Section.80 is the album that announced Kendrick Lamar as one of the most significant lyrical voices of his generation. Released independently before his Interscope deal, it contains the seeds of every formal and conceptual ambition that his subsequent albums would fully realise. “Rigamortis” is his finest pure technical showcase. “HiiiPower” is his most explicitly political statement. “A.D.H.D” is his most formally inventive. Lyrics and flow both score 9.5. A 9/10 independent masterwork.

Final Rating: 9/10

Frequently Asked Questions

Is Section.80 a good album?

Section.80 is a 9/10 album and the independent record that convinced Dr. Dre and Interscope to sign Kendrick Lamar. Released entirely without major label support, it sold over 17,000 digital copies in its first week and contains some of the finest pre-Interscope performances of Kendrick's career.
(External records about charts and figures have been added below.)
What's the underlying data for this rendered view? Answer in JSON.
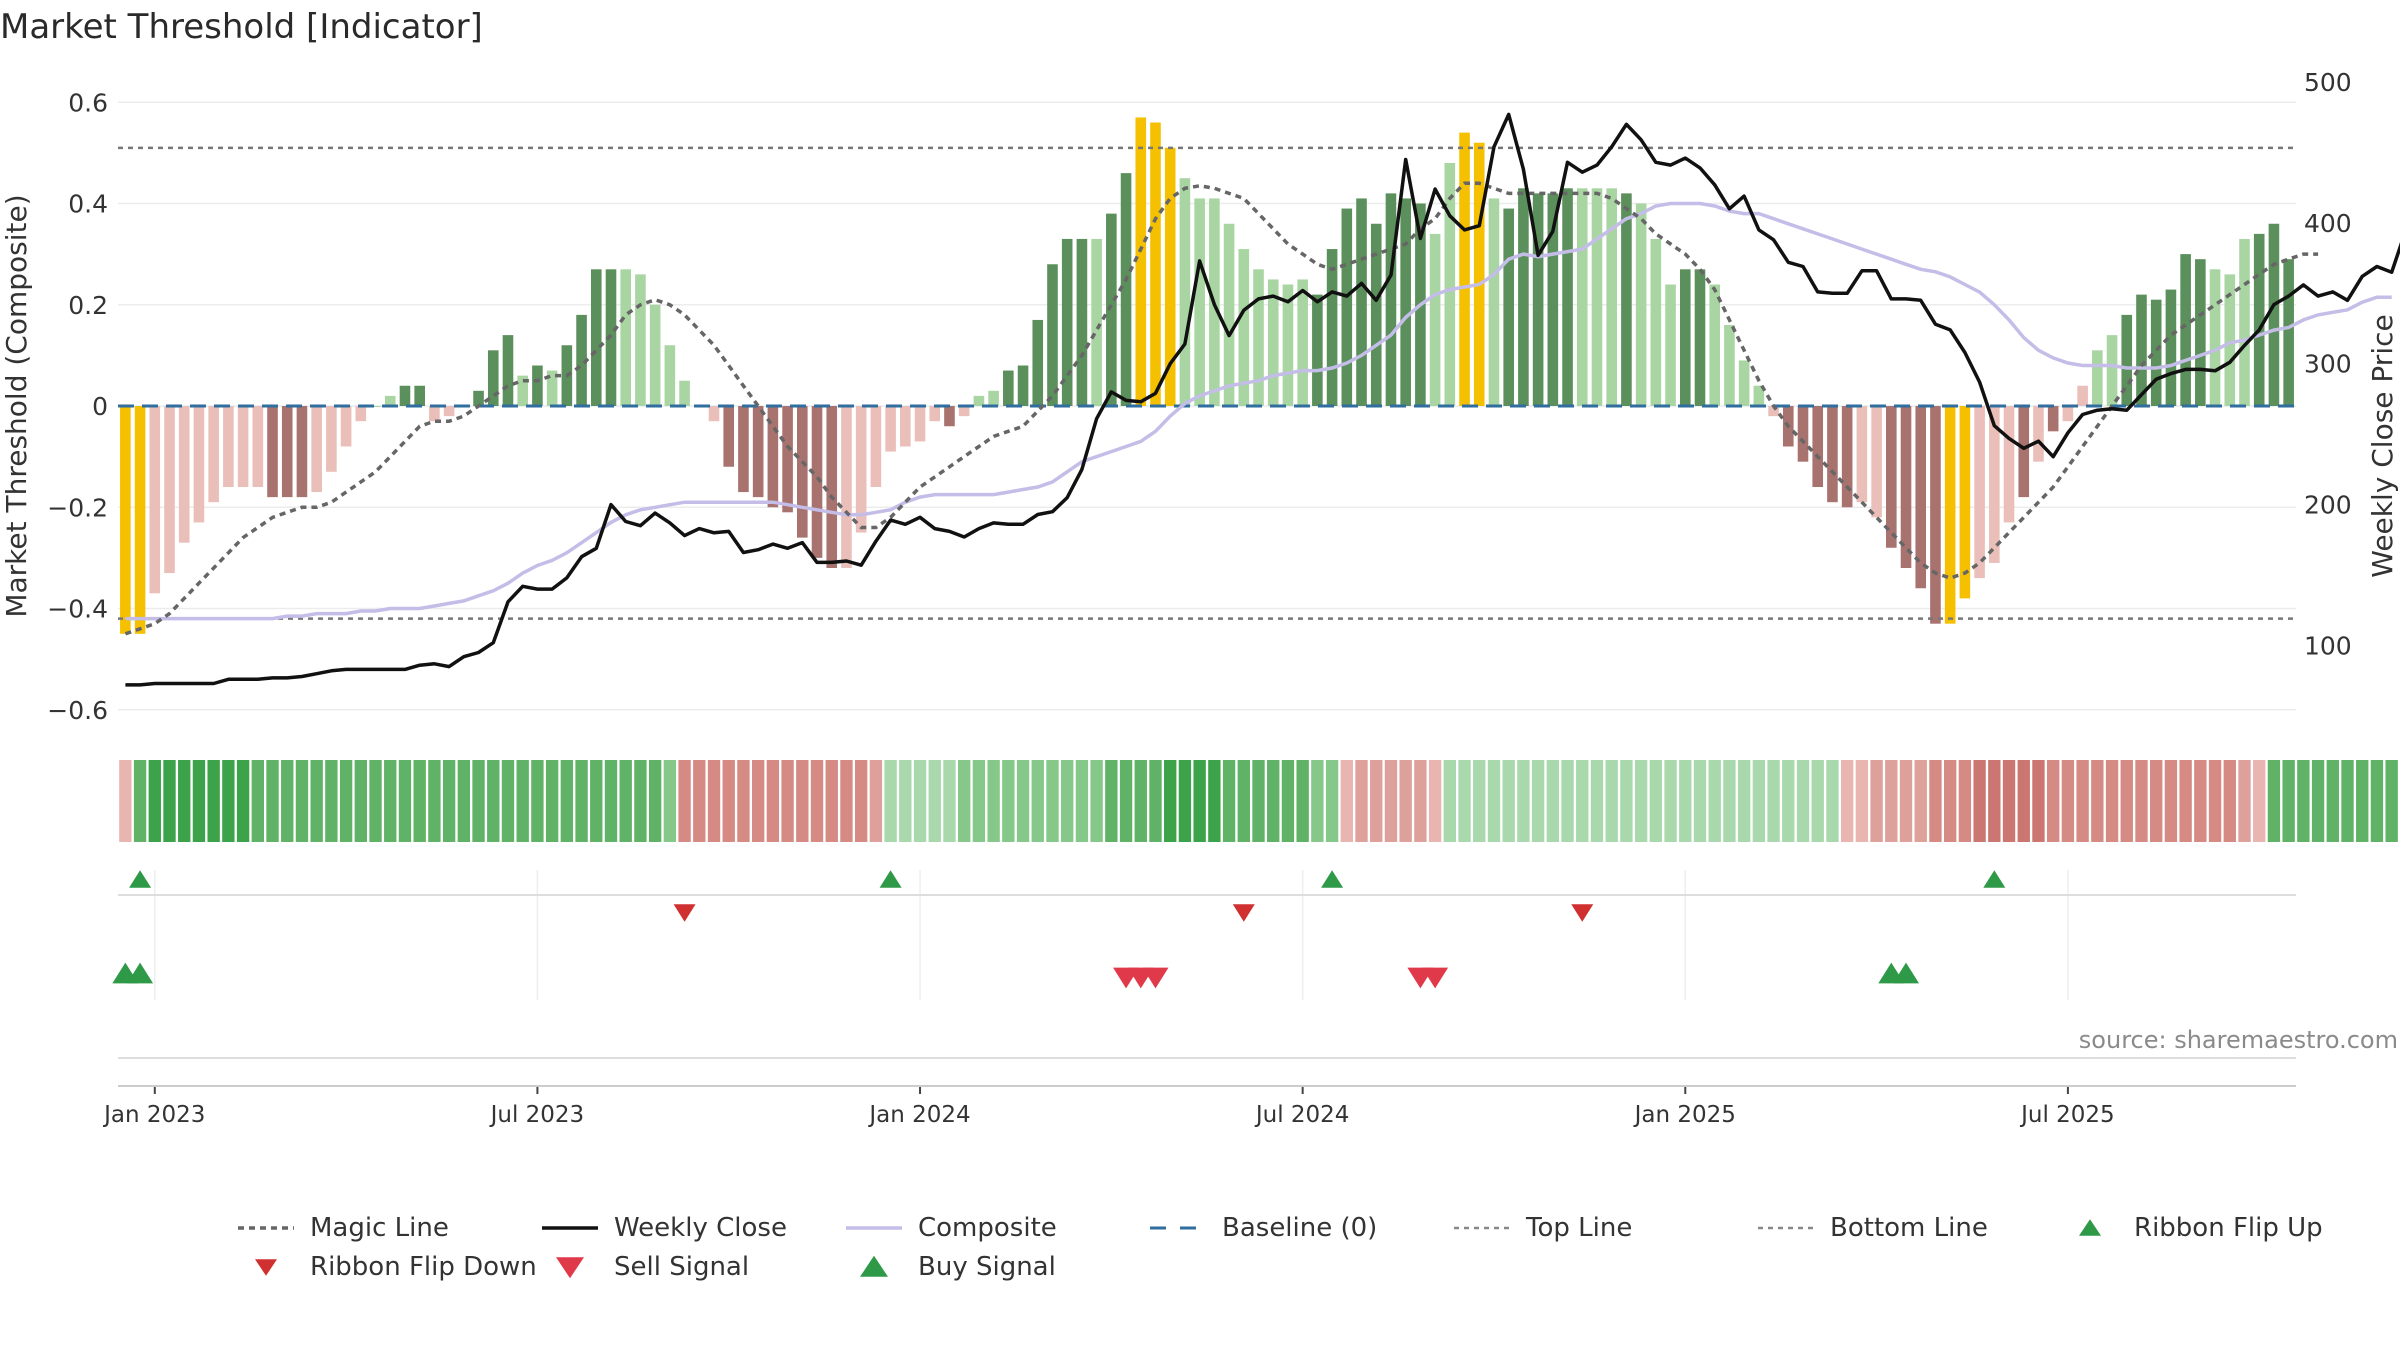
{
  "title": "Market Threshold [Indicator]",
  "source": "source: sharemaestro.com",
  "colors": {
    "strong_green": "#5b8f5b",
    "light_green": "#a8d5a2",
    "strong_red": "#a8726e",
    "light_red": "#eabfb9",
    "extreme": "#f5c000",
    "close": "#111111",
    "composite": "#c3bde8",
    "magic": "#666666",
    "baseline": "#2f6e9e",
    "flip_up": "#2e9a48",
    "flip_down": "#d03030",
    "sell": "#e0394a",
    "buy": "#2e9a48"
  },
  "chart_data": {
    "type": "bar",
    "title": "Market Threshold [Indicator]",
    "ylabel": "Market Threshold (Composite)",
    "ylabel_right": "Weekly Close Price",
    "ylim": [
      -0.64,
      0.64
    ],
    "ylim_right": [
      40,
      500
    ],
    "yticks": [
      {
        "v": 0.6,
        "label": "0.6"
      },
      {
        "v": 0.4,
        "label": "0.4"
      },
      {
        "v": 0.2,
        "label": "0.2"
      },
      {
        "v": 0,
        "label": "0"
      },
      {
        "v": -0.2,
        "label": "−0.2"
      },
      {
        "v": -0.4,
        "label": "−0.4"
      },
      {
        "v": -0.6,
        "label": "−0.6"
      }
    ],
    "yticks_right": [
      {
        "v": 500,
        "label": "500"
      },
      {
        "v": 400,
        "label": "400"
      },
      {
        "v": 300,
        "label": "300"
      },
      {
        "v": 200,
        "label": "200"
      },
      {
        "v": 100,
        "label": "100"
      }
    ],
    "xticks": [
      {
        "i": 2,
        "label": "Jan 2023"
      },
      {
        "i": 28,
        "label": "Jul 2023"
      },
      {
        "i": 54,
        "label": "Jan 2024"
      },
      {
        "i": 80,
        "label": "Jul 2024"
      },
      {
        "i": 106,
        "label": "Jan 2025"
      },
      {
        "i": 132,
        "label": "Jul 2025"
      }
    ],
    "top_line": 0.51,
    "bottom_line": -0.42,
    "grid": true,
    "legend_position": "bottom",
    "legend": [
      "Magic Line",
      "Weekly Close",
      "Composite",
      "Baseline (0)",
      "Top Line",
      "Bottom Line",
      "Ribbon Flip Up",
      "Ribbon Flip Down",
      "Sell Signal",
      "Buy Signal"
    ],
    "composite_bars": [
      -0.45,
      -0.45,
      -0.37,
      -0.33,
      -0.27,
      -0.23,
      -0.19,
      -0.16,
      -0.16,
      -0.16,
      -0.18,
      -0.18,
      -0.18,
      -0.17,
      -0.13,
      -0.08,
      -0.03,
      0,
      0.02,
      0.04,
      0.04,
      -0.03,
      -0.02,
      0,
      0.03,
      0.11,
      0.14,
      0.06,
      0.08,
      0.07,
      0.12,
      0.18,
      0.27,
      0.27,
      0.27,
      0.26,
      0.2,
      0.12,
      0.05,
      0,
      -0.03,
      -0.12,
      -0.17,
      -0.18,
      -0.2,
      -0.21,
      -0.26,
      -0.3,
      -0.32,
      -0.32,
      -0.25,
      -0.16,
      -0.09,
      -0.08,
      -0.07,
      -0.03,
      -0.04,
      -0.02,
      0.02,
      0.03,
      0.07,
      0.08,
      0.17,
      0.28,
      0.33,
      0.33,
      0.33,
      0.38,
      0.46,
      0.57,
      0.56,
      0.51,
      0.45,
      0.41,
      0.41,
      0.36,
      0.31,
      0.27,
      0.25,
      0.24,
      0.25,
      0.22,
      0.31,
      0.39,
      0.41,
      0.36,
      0.42,
      0.41,
      0.4,
      0.34,
      0.48,
      0.54,
      0.52,
      0.41,
      0.39,
      0.43,
      0.42,
      0.42,
      0.43,
      0.43,
      0.43,
      0.43,
      0.42,
      0.4,
      0.33,
      0.24,
      0.27,
      0.27,
      0.24,
      0.16,
      0.09,
      0.04,
      -0.02,
      -0.08,
      -0.11,
      -0.16,
      -0.19,
      -0.2,
      -0.19,
      -0.22,
      -0.28,
      -0.32,
      -0.36,
      -0.43,
      -0.43,
      -0.38,
      -0.34,
      -0.31,
      -0.23,
      -0.18,
      -0.11,
      -0.05,
      -0.03,
      0.04,
      0.11,
      0.14,
      0.18,
      0.22,
      0.21,
      0.23,
      0.3,
      0.29,
      0.27,
      0.26,
      0.33,
      0.34,
      0.36,
      0.29
    ],
    "bar_class": [
      "Y",
      "Y",
      "LR",
      "LR",
      "LR",
      "LR",
      "LR",
      "LR",
      "LR",
      "LR",
      "SR",
      "SR",
      "SR",
      "LR",
      "LR",
      "LR",
      "LR",
      "LG",
      "LG",
      "SG",
      "SG",
      "LR",
      "LR",
      "LG",
      "SG",
      "SG",
      "SG",
      "LG",
      "SG",
      "LG",
      "SG",
      "SG",
      "SG",
      "SG",
      "LG",
      "LG",
      "LG",
      "LG",
      "LG",
      "LR",
      "LR",
      "SR",
      "SR",
      "SR",
      "SR",
      "SR",
      "SR",
      "SR",
      "SR",
      "LR",
      "LR",
      "LR",
      "LR",
      "LR",
      "LR",
      "LR",
      "SR",
      "LR",
      "LG",
      "LG",
      "SG",
      "SG",
      "SG",
      "SG",
      "SG",
      "SG",
      "LG",
      "SG",
      "SG",
      "Y",
      "Y",
      "Y",
      "LG",
      "LG",
      "LG",
      "LG",
      "LG",
      "LG",
      "LG",
      "LG",
      "LG",
      "SG",
      "SG",
      "SG",
      "SG",
      "SG",
      "SG",
      "SG",
      "SG",
      "LG",
      "LG",
      "Y",
      "Y",
      "LG",
      "SG",
      "SG",
      "SG",
      "SG",
      "SG",
      "LG",
      "LG",
      "LG",
      "SG",
      "LG",
      "LG",
      "LG",
      "SG",
      "SG",
      "LG",
      "LG",
      "LG",
      "LG",
      "LR",
      "SR",
      "SR",
      "SR",
      "SR",
      "SR",
      "LR",
      "LR",
      "SR",
      "SR",
      "SR",
      "SR",
      "Y",
      "Y",
      "LR",
      "LR",
      "LR",
      "SR",
      "LR",
      "SR",
      "LR",
      "LR",
      "LG",
      "LG",
      "SG",
      "SG",
      "SG",
      "SG",
      "SG",
      "SG",
      "LG",
      "LG",
      "LG",
      "SG",
      "SG",
      "SG",
      "LG"
    ],
    "weekly_close": [
      72,
      72,
      73,
      73,
      73,
      73,
      73,
      76,
      76,
      76,
      77,
      77,
      78,
      80,
      82,
      83,
      83,
      83,
      83,
      83,
      86,
      87,
      85,
      92,
      95,
      102,
      131,
      142,
      140,
      140,
      148,
      163,
      169,
      200,
      188,
      185,
      194,
      187,
      178,
      183,
      180,
      181,
      166,
      168,
      172,
      169,
      173,
      159,
      159,
      160,
      157,
      174,
      189,
      186,
      191,
      183,
      181,
      177,
      183,
      187,
      186,
      186,
      193,
      195,
      205,
      225,
      261,
      280,
      274,
      273,
      279,
      300,
      314,
      373,
      342,
      320,
      338,
      346,
      348,
      344,
      352,
      344,
      351,
      348,
      357,
      345,
      363,
      445,
      389,
      424,
      405,
      395,
      398,
      454,
      477,
      438,
      377,
      394,
      443,
      436,
      441,
      454,
      470,
      459,
      443,
      441,
      446,
      439,
      427,
      410,
      419,
      395,
      388,
      372,
      369,
      351,
      350,
      350,
      366,
      366,
      346,
      346,
      345,
      328,
      324,
      308,
      287,
      256,
      247,
      240,
      245,
      234,
      251,
      264,
      267,
      268,
      267,
      278,
      289,
      293,
      296,
      296,
      295,
      301,
      313,
      324,
      342,
      348,
      356,
      348,
      351,
      345,
      362,
      369,
      365,
      396,
      387,
      381,
      382,
      362
    ],
    "composite_line": [
      -0.42,
      -0.42,
      -0.42,
      -0.42,
      -0.42,
      -0.42,
      -0.42,
      -0.42,
      -0.42,
      -0.42,
      -0.42,
      -0.415,
      -0.415,
      -0.41,
      -0.41,
      -0.41,
      -0.405,
      -0.405,
      -0.4,
      -0.4,
      -0.4,
      -0.395,
      -0.39,
      -0.385,
      -0.375,
      -0.365,
      -0.35,
      -0.33,
      -0.315,
      -0.305,
      -0.29,
      -0.27,
      -0.25,
      -0.23,
      -0.215,
      -0.205,
      -0.2,
      -0.195,
      -0.19,
      -0.19,
      -0.19,
      -0.19,
      -0.19,
      -0.19,
      -0.19,
      -0.195,
      -0.2,
      -0.205,
      -0.21,
      -0.215,
      -0.215,
      -0.21,
      -0.205,
      -0.19,
      -0.18,
      -0.175,
      -0.175,
      -0.175,
      -0.175,
      -0.175,
      -0.17,
      -0.165,
      -0.16,
      -0.15,
      -0.13,
      -0.11,
      -0.1,
      -0.09,
      -0.08,
      -0.07,
      -0.05,
      -0.02,
      0.005,
      0.02,
      0.03,
      0.04,
      0.045,
      0.05,
      0.06,
      0.065,
      0.07,
      0.07,
      0.075,
      0.085,
      0.1,
      0.12,
      0.14,
      0.175,
      0.2,
      0.22,
      0.23,
      0.235,
      0.24,
      0.26,
      0.29,
      0.3,
      0.295,
      0.3,
      0.305,
      0.31,
      0.33,
      0.35,
      0.37,
      0.38,
      0.395,
      0.4,
      0.4,
      0.4,
      0.395,
      0.385,
      0.38,
      0.38,
      0.37,
      0.36,
      0.35,
      0.34,
      0.33,
      0.32,
      0.31,
      0.3,
      0.29,
      0.28,
      0.27,
      0.265,
      0.255,
      0.24,
      0.225,
      0.2,
      0.17,
      0.135,
      0.11,
      0.095,
      0.085,
      0.08,
      0.08,
      0.08,
      0.075,
      0.075,
      0.075,
      0.08,
      0.09,
      0.1,
      0.11,
      0.125,
      0.13,
      0.14,
      0.15,
      0.155,
      0.17,
      0.18,
      0.185,
      0.19,
      0.205,
      0.215,
      0.215
    ],
    "magic_line": [
      -0.45,
      -0.44,
      -0.43,
      -0.41,
      -0.38,
      -0.35,
      -0.32,
      -0.29,
      -0.26,
      -0.24,
      -0.22,
      -0.21,
      -0.2,
      -0.2,
      -0.19,
      -0.17,
      -0.15,
      -0.13,
      -0.1,
      -0.07,
      -0.04,
      -0.03,
      -0.03,
      -0.02,
      0,
      0.02,
      0.04,
      0.05,
      0.05,
      0.06,
      0.06,
      0.08,
      0.11,
      0.14,
      0.18,
      0.2,
      0.21,
      0.2,
      0.18,
      0.15,
      0.12,
      0.08,
      0.04,
      0,
      -0.04,
      -0.08,
      -0.11,
      -0.14,
      -0.18,
      -0.21,
      -0.24,
      -0.24,
      -0.22,
      -0.19,
      -0.16,
      -0.14,
      -0.12,
      -0.1,
      -0.08,
      -0.06,
      -0.05,
      -0.04,
      -0.01,
      0.02,
      0.06,
      0.1,
      0.15,
      0.2,
      0.25,
      0.31,
      0.37,
      0.41,
      0.43,
      0.435,
      0.43,
      0.42,
      0.41,
      0.38,
      0.35,
      0.32,
      0.3,
      0.28,
      0.27,
      0.28,
      0.29,
      0.3,
      0.31,
      0.32,
      0.35,
      0.37,
      0.41,
      0.44,
      0.44,
      0.43,
      0.42,
      0.42,
      0.42,
      0.42,
      0.42,
      0.42,
      0.42,
      0.41,
      0.39,
      0.37,
      0.34,
      0.32,
      0.3,
      0.27,
      0.23,
      0.17,
      0.11,
      0.05,
      0,
      -0.04,
      -0.07,
      -0.1,
      -0.13,
      -0.16,
      -0.19,
      -0.22,
      -0.25,
      -0.28,
      -0.31,
      -0.33,
      -0.34,
      -0.33,
      -0.31,
      -0.28,
      -0.25,
      -0.22,
      -0.19,
      -0.16,
      -0.12,
      -0.08,
      -0.04,
      0,
      0.04,
      0.08,
      0.11,
      0.14,
      0.16,
      0.18,
      0.2,
      0.22,
      0.24,
      0.26,
      0.28,
      0.29,
      0.3,
      0.3
    ],
    "ribbon_levels": [
      -1,
      3,
      4,
      4,
      4,
      4,
      4,
      4,
      4,
      3,
      3,
      3,
      3,
      3,
      3,
      3,
      3,
      3,
      3,
      3,
      3,
      3,
      3,
      3,
      3,
      3,
      3,
      3,
      3,
      3,
      3,
      3,
      3,
      3,
      3,
      3,
      3,
      2,
      -3,
      -3,
      -3,
      -3,
      -3,
      -3,
      -3,
      -3,
      -3,
      -3,
      -3,
      -3,
      -3,
      -2,
      1,
      1,
      1,
      1,
      1,
      2,
      2,
      2,
      2,
      2,
      2,
      2,
      2,
      2,
      2,
      3,
      3,
      3,
      3,
      4,
      4,
      4,
      4,
      3,
      3,
      3,
      3,
      3,
      3,
      2,
      2,
      -1,
      -2,
      -2,
      -2,
      -2,
      -2,
      -1,
      1,
      1,
      1,
      1,
      1,
      1,
      1,
      1,
      1,
      1,
      1,
      1,
      1,
      1,
      1,
      1,
      1,
      1,
      1,
      1,
      1,
      1,
      1,
      1,
      1,
      1,
      1,
      -1,
      -1,
      -2,
      -2,
      -2,
      -2,
      -3,
      -3,
      -3,
      -4,
      -4,
      -4,
      -4,
      -4,
      -3,
      -3,
      -3,
      -3,
      -3,
      -3,
      -3,
      -3,
      -3,
      -3,
      -3,
      -3,
      -3,
      -2,
      -1,
      3,
      3,
      3,
      3,
      3,
      3,
      3,
      3,
      3,
      3,
      3,
      3,
      3,
      3,
      3,
      3,
      3,
      2
    ],
    "ribbon_flip_up": [
      1,
      52,
      82,
      127
    ],
    "ribbon_flip_down": [
      38,
      76,
      99
    ],
    "sell_signal": [
      68,
      69,
      70,
      88,
      89
    ],
    "buy_signal": [
      0,
      1,
      120,
      121
    ]
  }
}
What are the best songs on Section.80?

The five essential tracks are: "HiiiPower," "Rigamortis," "A.D.H.D," "Keisha's Song," and "Ronald Reagan Era." Rigamortis is his finest pure technical showcase and HiiiPower is his most explicitly political statement before TPAB.

What does Section.80 refer to?

Section.80 refers to the intersection of Section 8 housing (low-income government housing assistance) and the 1980s generation — the young Black people born in that decade who grew up in the aftermath of the crack epidemic in Section 8 housing projects. The album is Kendrick's analysis of what that specific historical inheritance did to his generation psychologically and culturally.

What is the rating for Section.80?

Rap Reviews Daily rates Section.80 a 9/10. Lyrics and flow both score 9.5/10. It is the independent album that announced Kendrick Lamar as a generational talent before most of the world was paying attention.